Phil Lizon, danseur chez Béjart à la même époque que Donn, m'a raconté qu'avec cette pièce, Maurice Béjart, qui aimait beaucoup le bandonéon, pensait faire un vrai cadeau à Jorge Donn qui était déjà bien fatigué et malade et n'avait pas pu l'apprécier autant qu'il aurait souhaité. Pour les autres spectacles où le tango était présent, c'était souvent le frère de Jorge Donn qui en faisait la sélection musicale.

L’autre pièce est “Che, Quijote y bandoneon“ que Béjart monta en 1999 pour les élèves du groupe 13 de Rudra en coproduction avec le Théâtre de Vidy à Lausanne, et non pour sa compagnie, avec Cipe Lincowsky et le danseur argentin Octavio Stanley (dans le rôle de Che) et les autres danseurs Arnaud Marcon (Don Quijote), Ivana Baresic (Dulcinée), Denis (La Mort) et des jeunes d’une bonne dizaine de nationalités.
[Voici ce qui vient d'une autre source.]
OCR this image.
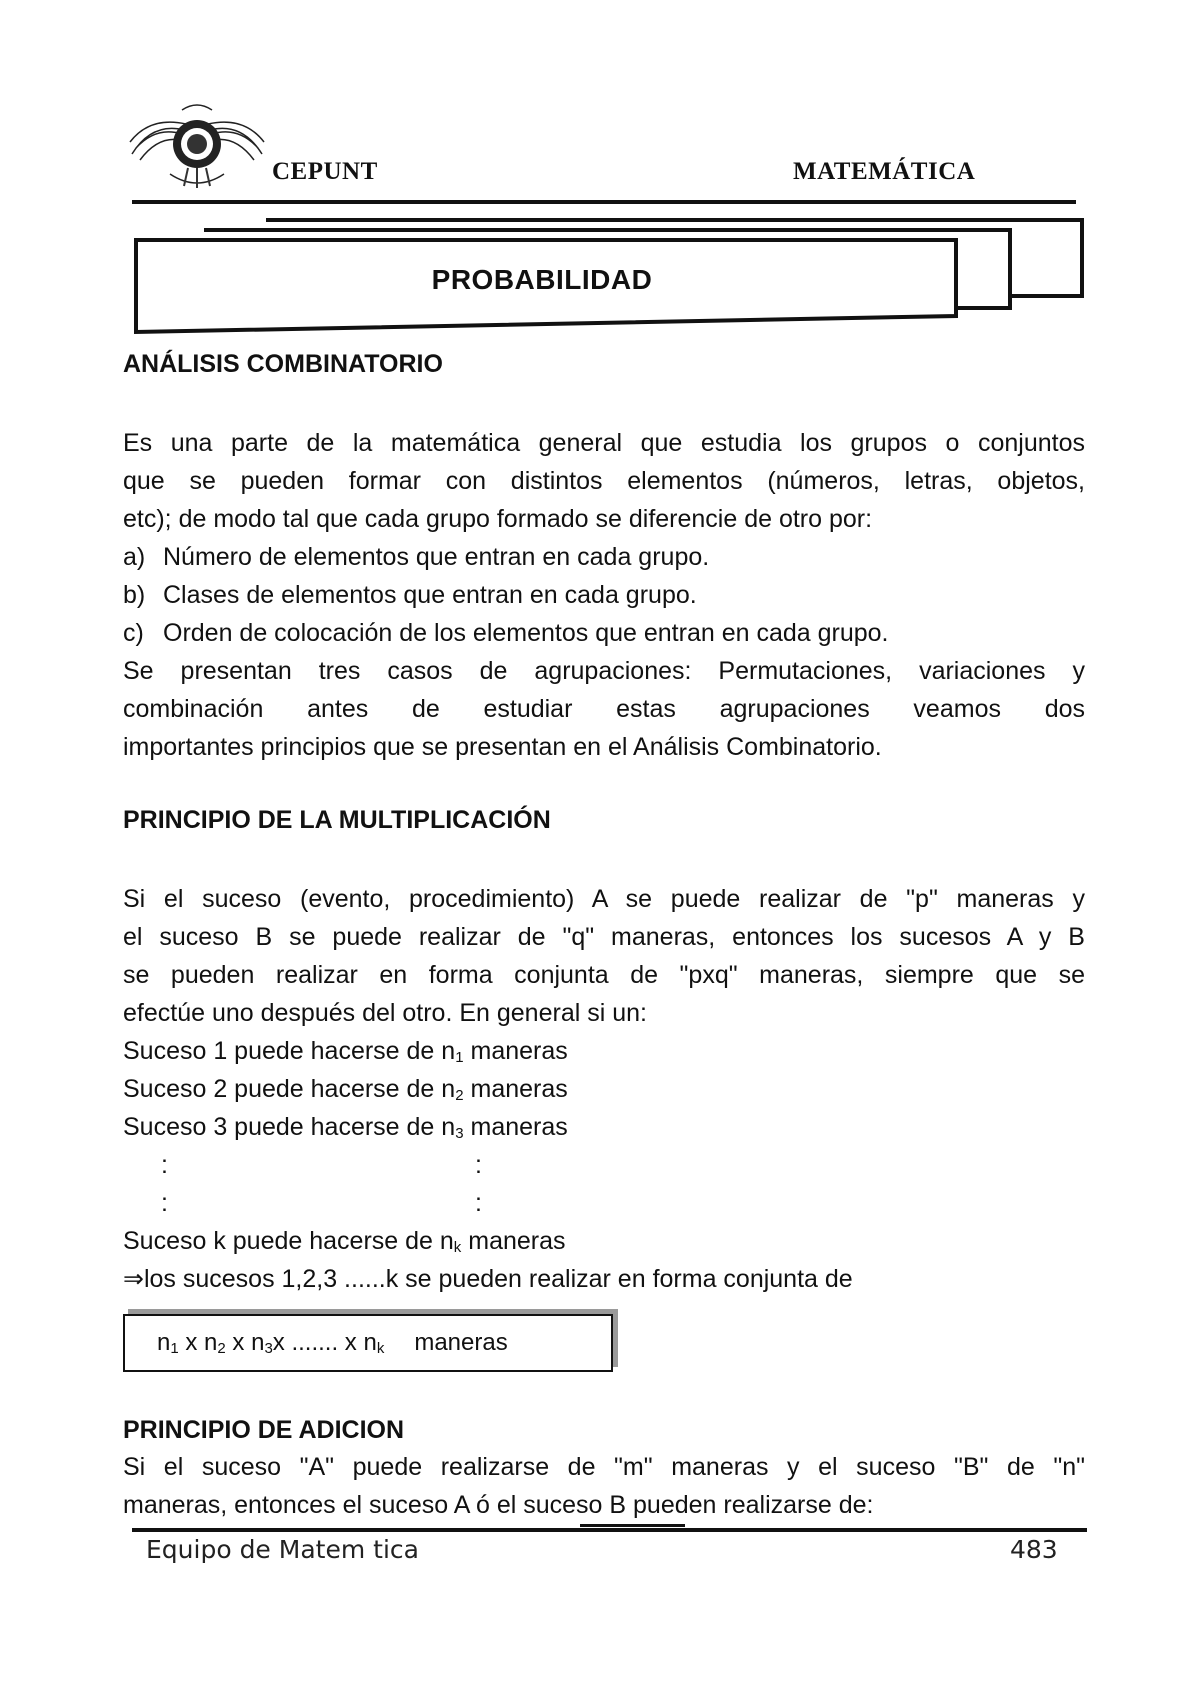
CEPUNT	MATEMÁTICA
PROBABILIDAD
ANÁLISIS COMBINATORIO
Es una parte de la matemática general que estudia los grupos o conjuntos
que se pueden formar con distintos elementos (números, letras, objetos,
etc); de modo tal que cada grupo formado se diferencie de otro por:
a) Número de elementos que entran en cada grupo.
b) Clases de elementos que entran en cada grupo.
c) Orden de colocación de los elementos que entran en cada grupo.
Se presentan tres casos de agrupaciones: Permutaciones, variaciones y
combinación antes de estudiar estas agrupaciones veamos dos
importantes principios que se presentan en el Análisis Combinatorio.
PRINCIPIO DE LA MULTIPLICACIÓN
Si el suceso (evento, procedimiento) A se puede realizar de "p" maneras y
el suceso B se puede realizar de "q" maneras, entonces los sucesos A y B
se pueden realizar en forma conjunta de "pxq" maneras, siempre que se
efectúe uno después del otro. En general si un:
Suceso 1 puede hacerse de $n_1$ maneras
Suceso 2 puede hacerse de $n_2$ maneras
Suceso 3 puede hacerse de $n_3$ maneras
:	:
:	:
Suceso k puede hacerse de $n_k$ maneras
⇒los sucesos 1,2,3 ......k se pueden realizar en forma conjunta de
$n_1$ x $n_2$ x $n_3x$ ....... x $n_k$ maneras
PRINCIPIO DE ADICION
Si el suceso "A" puede realizarse de "m" maneras y el suceso "B" de "n"
maneras, entonces el suceso A ó el suceso B pueden realizarse de:
Equipo de Matem tica	483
Les musiques choisies étaient d’Astor Piazzolla, de Raúl Garello, de Daniel Binelli et la voix d’Eladia Blasquez avec le bandonéoniste Olivier Manoury sur scène (en alternance avec William Sabatier sur certaines dates).


Olivier Manoury : “René Gonzalez, directeur du Théâtre de Vidy à Lausanne, où se situe l’école de Béjart me téléphone pour me demander de rencontrer Béjart le lendemain matin ! Je m’arrange et débarque à Lausanne avec mon bandonéon, accueilli par Béjart lui-même et Cipe Linkowsky.
Sur un des plateaux, une quinzaine de danseurs évoluaient sur scène. Et puis Béjart me dit : “Je suis très content que vous ayez accepté de venir. Montez et jouez ce que ça vous inspire“. Ca tombait bien que je sache improviser et que je n’ai pas besoin de partition ! Béjart m’informe : “On a déjà travaillé avec des bandes, comme je fais toujours. J’ai beaucoup travaillé avec mon ami Raúl Garello mais là il me manque un bandonéon physiquement et un bandonéoniste sur scène, voilà.“

Alors je joue en me laissant complètement aller à mon truc. Les danseurs évoluaient sur une chorégraphie qu’ils avaient préparée avec une autre musique qu’il ne voulait pas que j’entende.
Béjart avec lequel j’avais un très bon feeling semblait très content. On a alors regardé le planning avec le directeur, très longtemps à l’avance et avec beaucoup de dates. J’en ai fait la plupart mais j’ai demandé à William Sabatier d’assurer une partie – puisqu’il sait faire ce que je fais – et qui a assisté à certaines répétitions pour rassurer Béjart qui était très autoritaire. Cependant, avec moi, il m’a foutu la paix et j’ai fait ce que j’ai voulu.
Ce premier jour où j’avais improvisé, ils avaient enregistré sans me le dire et travaillé dessus. Evidemment comme je n’étais pas tout le temps présents, ils avaient fixés des mouvements… Quand j’ai commencé les répétitions, ils étaient perdus car je jouais autre chose. J’ai finalement dû relever le morceau que j’avais complètement improvisé et que j’ai ensuite enregistré dans mon disque de bandonéon solo, qui s’intitule “Al Che“. J’ouvrais donc le spectacle avec ce thème.
La tournée a duré un an et demi, dans toute l’Europe. En Argentine, nous avons joué à Buenos Aires, La Plata, Rosario, Resistencia (où tout le monde connaît Rudi et Nini Flores), Córdoba, Montevideo puis à Brasilia et San Paulo au Brésil. Je n’avais jamais tant voyagé ! 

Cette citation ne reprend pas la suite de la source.